Сегодня суббота, завтра — День труда, обычно они в это время всегда ездили в Труро, но в этом году на все лето сняли для Гарольда и Джулии дом возле Экс-ан-Прованса и поэтому на праздничные выходные уехали вдвоем в Гаррисон. Завтра приедут Гарольд с Джулией, Лоренс и Джиллиан, может, приедут с ними, а может, и нет, а сегодня Виллем должен встретить на станции Малкольма с Софи и Джей-Би с его полупостоянным бойфрендом Фредриком. Они с друзьями теперь так редко видятся — Джей-Би получил грант и полгода провел в Италии, Малкольм и Софи проектировали новый музей керамики в Шанхае, — что в последний раз они встречались все вместе в апреле, в Париже: он там был на съемках, Джей-Би прилетел из Рима, Джуд — из Лондона, где в то время работал, а Малкольм и Софи завернули к ним на пару деньков по пути в Нью-Йорк.
Почти каждое лето он думает: это лето — лучшее. Но теперь он по-настоящему знает, это — лучшее лето. И не только лето — и весна, и зима, и осень. Чем старше он становится, тем чаще думает о том, что его жизнь — это череда ретроспектив, и каждый уходящий период он оценивает будто винтаж вина, делит прожитые годы на исторические эпохи. Честолюбивые Годы. Годы Сомнений. Годы Славы. Годы Заблуждений. Годы Надежды.

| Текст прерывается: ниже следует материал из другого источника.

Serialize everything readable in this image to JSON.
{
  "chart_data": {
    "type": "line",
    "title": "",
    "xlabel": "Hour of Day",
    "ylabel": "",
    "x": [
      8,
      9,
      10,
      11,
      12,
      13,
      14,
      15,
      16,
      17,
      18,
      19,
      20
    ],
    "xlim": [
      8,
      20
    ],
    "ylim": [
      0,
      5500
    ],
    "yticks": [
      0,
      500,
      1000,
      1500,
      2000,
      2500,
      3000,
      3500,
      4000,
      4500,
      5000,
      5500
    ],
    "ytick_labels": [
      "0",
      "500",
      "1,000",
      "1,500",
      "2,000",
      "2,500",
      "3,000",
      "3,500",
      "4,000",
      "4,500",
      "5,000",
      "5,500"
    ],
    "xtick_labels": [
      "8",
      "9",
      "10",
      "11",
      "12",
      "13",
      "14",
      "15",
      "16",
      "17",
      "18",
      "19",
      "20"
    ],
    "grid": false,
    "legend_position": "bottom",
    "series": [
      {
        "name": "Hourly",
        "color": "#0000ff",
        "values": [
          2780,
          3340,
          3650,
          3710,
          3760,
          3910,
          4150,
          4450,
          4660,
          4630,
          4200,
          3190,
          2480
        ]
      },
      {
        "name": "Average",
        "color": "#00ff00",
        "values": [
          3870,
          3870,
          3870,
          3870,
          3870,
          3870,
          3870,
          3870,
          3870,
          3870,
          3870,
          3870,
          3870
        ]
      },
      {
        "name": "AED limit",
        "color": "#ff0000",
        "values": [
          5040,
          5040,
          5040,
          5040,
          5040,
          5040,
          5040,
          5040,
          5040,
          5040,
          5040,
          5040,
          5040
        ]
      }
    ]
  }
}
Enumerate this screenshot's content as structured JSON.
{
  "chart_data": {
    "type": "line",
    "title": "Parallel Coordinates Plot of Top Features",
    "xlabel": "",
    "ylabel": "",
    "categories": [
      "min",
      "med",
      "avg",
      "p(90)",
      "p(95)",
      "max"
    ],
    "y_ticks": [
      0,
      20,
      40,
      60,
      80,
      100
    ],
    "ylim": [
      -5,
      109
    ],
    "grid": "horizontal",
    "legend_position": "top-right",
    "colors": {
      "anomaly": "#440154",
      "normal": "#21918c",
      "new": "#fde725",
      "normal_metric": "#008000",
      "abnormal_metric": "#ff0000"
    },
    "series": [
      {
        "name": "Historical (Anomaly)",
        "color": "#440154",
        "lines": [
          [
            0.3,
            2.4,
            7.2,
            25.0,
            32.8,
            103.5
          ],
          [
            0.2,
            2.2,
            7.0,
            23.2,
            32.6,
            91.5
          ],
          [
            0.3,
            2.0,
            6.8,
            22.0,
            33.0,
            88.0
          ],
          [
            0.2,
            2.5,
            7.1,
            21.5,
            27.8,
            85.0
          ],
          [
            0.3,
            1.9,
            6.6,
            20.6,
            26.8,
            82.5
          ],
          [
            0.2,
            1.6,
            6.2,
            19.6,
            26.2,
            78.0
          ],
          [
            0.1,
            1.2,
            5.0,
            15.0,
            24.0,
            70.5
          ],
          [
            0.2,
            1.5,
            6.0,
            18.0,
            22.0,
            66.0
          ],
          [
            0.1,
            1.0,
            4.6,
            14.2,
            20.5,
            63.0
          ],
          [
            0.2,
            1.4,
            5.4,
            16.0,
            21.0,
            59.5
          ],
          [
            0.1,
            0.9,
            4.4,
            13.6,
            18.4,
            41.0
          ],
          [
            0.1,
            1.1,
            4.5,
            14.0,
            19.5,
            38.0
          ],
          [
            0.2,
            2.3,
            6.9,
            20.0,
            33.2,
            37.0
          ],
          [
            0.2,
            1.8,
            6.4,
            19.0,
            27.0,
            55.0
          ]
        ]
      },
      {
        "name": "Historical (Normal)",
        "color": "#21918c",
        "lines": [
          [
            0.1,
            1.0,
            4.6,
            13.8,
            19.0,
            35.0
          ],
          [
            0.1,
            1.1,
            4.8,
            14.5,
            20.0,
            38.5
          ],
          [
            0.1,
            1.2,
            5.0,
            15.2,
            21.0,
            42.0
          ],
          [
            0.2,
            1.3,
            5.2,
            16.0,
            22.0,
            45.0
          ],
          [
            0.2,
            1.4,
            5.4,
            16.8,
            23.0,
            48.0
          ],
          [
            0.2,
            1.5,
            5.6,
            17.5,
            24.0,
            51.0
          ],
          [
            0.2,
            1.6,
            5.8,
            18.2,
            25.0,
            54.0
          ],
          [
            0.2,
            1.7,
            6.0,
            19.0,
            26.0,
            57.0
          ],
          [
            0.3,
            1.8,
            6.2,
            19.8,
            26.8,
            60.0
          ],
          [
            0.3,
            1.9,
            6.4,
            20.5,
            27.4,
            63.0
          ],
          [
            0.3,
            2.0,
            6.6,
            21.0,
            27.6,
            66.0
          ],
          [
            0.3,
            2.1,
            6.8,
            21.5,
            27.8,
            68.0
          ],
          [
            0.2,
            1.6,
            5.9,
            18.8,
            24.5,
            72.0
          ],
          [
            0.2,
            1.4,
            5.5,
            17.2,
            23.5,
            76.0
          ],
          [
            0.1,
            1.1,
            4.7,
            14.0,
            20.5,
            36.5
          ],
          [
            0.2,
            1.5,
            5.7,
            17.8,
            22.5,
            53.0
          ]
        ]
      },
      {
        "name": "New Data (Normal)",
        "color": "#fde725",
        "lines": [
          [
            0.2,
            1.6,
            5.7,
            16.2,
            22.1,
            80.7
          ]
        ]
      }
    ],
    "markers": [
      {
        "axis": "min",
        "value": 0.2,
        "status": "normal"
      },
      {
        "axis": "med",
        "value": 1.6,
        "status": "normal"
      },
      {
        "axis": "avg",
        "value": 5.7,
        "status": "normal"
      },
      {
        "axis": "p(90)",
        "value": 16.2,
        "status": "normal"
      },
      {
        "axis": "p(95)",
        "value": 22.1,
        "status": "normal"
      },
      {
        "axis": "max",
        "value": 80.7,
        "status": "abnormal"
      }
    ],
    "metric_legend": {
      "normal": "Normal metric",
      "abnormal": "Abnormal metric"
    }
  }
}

Когда он рассказал об этом Джуду, тот улыбнулся.
— И в какую же эру мы нынче живем? — спросил он, и Виллем улыбнулся ему в ответ.
— Не знаю, — ответил он, — я пока не определился с названием.

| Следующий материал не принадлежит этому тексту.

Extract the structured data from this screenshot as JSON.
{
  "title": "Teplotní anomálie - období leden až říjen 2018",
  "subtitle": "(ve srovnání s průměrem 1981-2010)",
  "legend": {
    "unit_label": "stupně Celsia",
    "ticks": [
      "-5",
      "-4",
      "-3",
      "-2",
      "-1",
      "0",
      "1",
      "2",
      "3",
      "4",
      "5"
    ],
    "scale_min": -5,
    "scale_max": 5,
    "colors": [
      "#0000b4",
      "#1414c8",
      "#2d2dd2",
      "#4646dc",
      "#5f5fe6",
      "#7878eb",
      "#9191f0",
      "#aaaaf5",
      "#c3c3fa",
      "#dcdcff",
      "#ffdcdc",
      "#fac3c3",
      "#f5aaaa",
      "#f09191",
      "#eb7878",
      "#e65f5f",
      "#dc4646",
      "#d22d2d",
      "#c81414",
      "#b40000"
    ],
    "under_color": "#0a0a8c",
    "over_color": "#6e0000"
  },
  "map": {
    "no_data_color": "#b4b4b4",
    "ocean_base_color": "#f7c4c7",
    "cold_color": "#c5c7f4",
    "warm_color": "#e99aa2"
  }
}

Но они оба сходятся в том, что Ужасные Годы для них, по крайней мере, закончились. Ровно два года назад — в эти же праздничные выходные — он сидел в больнице в Верхнем Ист-Сайде, уставившись в окно, и его буквально тошнило от густой ненависти к санитарам, медсестрам, врачам в этих их зеленых пижамах, которые толклись под окнами, ели, курили, болтали по телефонам — как ни в чем не бывало, как будто и не было над ними никаких людей в разных стадиях умирания, среди которых был и его человек — человек, который лежал сейчас в медикаментозной коме с колючей от лихорадки кожей, который в последний раз глаза открывал четыре дня тому назад, когда очнулся после операции.

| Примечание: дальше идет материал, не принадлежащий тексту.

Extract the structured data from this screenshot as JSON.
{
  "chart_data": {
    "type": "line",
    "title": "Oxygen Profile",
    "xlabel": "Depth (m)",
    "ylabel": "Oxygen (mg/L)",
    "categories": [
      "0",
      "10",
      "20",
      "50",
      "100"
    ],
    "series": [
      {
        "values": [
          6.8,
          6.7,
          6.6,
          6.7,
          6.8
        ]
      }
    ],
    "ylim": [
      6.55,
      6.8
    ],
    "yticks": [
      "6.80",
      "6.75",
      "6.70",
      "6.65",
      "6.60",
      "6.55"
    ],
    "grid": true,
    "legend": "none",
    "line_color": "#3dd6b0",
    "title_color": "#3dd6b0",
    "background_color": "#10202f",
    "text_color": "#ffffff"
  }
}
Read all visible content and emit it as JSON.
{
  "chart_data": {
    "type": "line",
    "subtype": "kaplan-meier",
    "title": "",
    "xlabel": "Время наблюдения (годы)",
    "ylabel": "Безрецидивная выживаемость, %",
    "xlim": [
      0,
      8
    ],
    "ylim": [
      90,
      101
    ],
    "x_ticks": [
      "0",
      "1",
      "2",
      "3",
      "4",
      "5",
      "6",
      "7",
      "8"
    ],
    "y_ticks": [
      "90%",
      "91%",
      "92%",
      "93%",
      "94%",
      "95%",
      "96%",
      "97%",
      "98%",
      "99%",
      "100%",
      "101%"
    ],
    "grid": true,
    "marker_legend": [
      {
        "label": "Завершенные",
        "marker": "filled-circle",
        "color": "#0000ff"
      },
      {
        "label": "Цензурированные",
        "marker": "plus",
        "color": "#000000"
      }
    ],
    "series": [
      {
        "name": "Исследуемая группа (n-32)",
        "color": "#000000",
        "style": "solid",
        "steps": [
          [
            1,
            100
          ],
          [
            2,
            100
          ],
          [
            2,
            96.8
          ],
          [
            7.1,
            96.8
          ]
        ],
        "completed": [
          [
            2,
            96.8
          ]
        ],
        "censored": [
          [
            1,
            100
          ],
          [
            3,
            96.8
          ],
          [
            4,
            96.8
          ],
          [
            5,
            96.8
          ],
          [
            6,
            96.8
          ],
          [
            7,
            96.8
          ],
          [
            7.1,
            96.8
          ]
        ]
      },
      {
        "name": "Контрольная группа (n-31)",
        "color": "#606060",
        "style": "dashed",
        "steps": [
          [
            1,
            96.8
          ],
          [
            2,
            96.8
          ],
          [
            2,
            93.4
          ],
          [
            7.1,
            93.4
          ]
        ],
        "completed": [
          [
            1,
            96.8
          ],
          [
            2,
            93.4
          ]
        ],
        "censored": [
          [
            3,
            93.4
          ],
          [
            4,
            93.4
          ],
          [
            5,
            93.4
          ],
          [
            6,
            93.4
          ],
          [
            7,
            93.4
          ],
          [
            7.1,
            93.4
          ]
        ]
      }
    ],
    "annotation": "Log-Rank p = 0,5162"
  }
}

— С ним все будет хорошо, Виллем, — все лепетал Гарольд, который всегда по натуре был еще тот паникер, хуже Виллема. — С ним все будет хорошо. Энди так сказал.
Гарольд твердил это снова и снова, как попугай повторяя все, что Виллем и так уже слышал от Энди, и в конце концов Виллем сорвался:
— Господи, Гарольд, да уймись ты. Ты, блядь, всему веришь, что говорит Энди? Ты на него посмотри — ему что, лучше? Что, заметно, как он на поправку идет?
Но тут он увидел лицо Гарольда — лицо бодрящегося старика, на котором проступила горячечная, безнадежная мольба, и, резко устыдившись своих слов, обнял его.
— Извини, — сказал он Гарольду, который, потеряв одного сына, теперь убеждал себя, что не потеряет второго. — Извини, Гарольд. Извини. Прости меня. Веду себя как мудак.
— Ты не мудак, Виллем, — сказал Гарольд. — Но не смей мне говорить, что он не поправится. Не нужно мне этого говорить.
— Знаю, — сказал он. — Конечно же он поправится. — Он говорил точь-в-точь как Гарольд, эхо Гарольда, которое вторит Гарольду. — Конечно поправится.
Но внутри у него жучком копошился страх: нет тут, конечно, никакого «конечно». И не было никогда. Всяким «конечно» настал конец полтора года назад. Нет у них никакого «конечно» и больше не будет.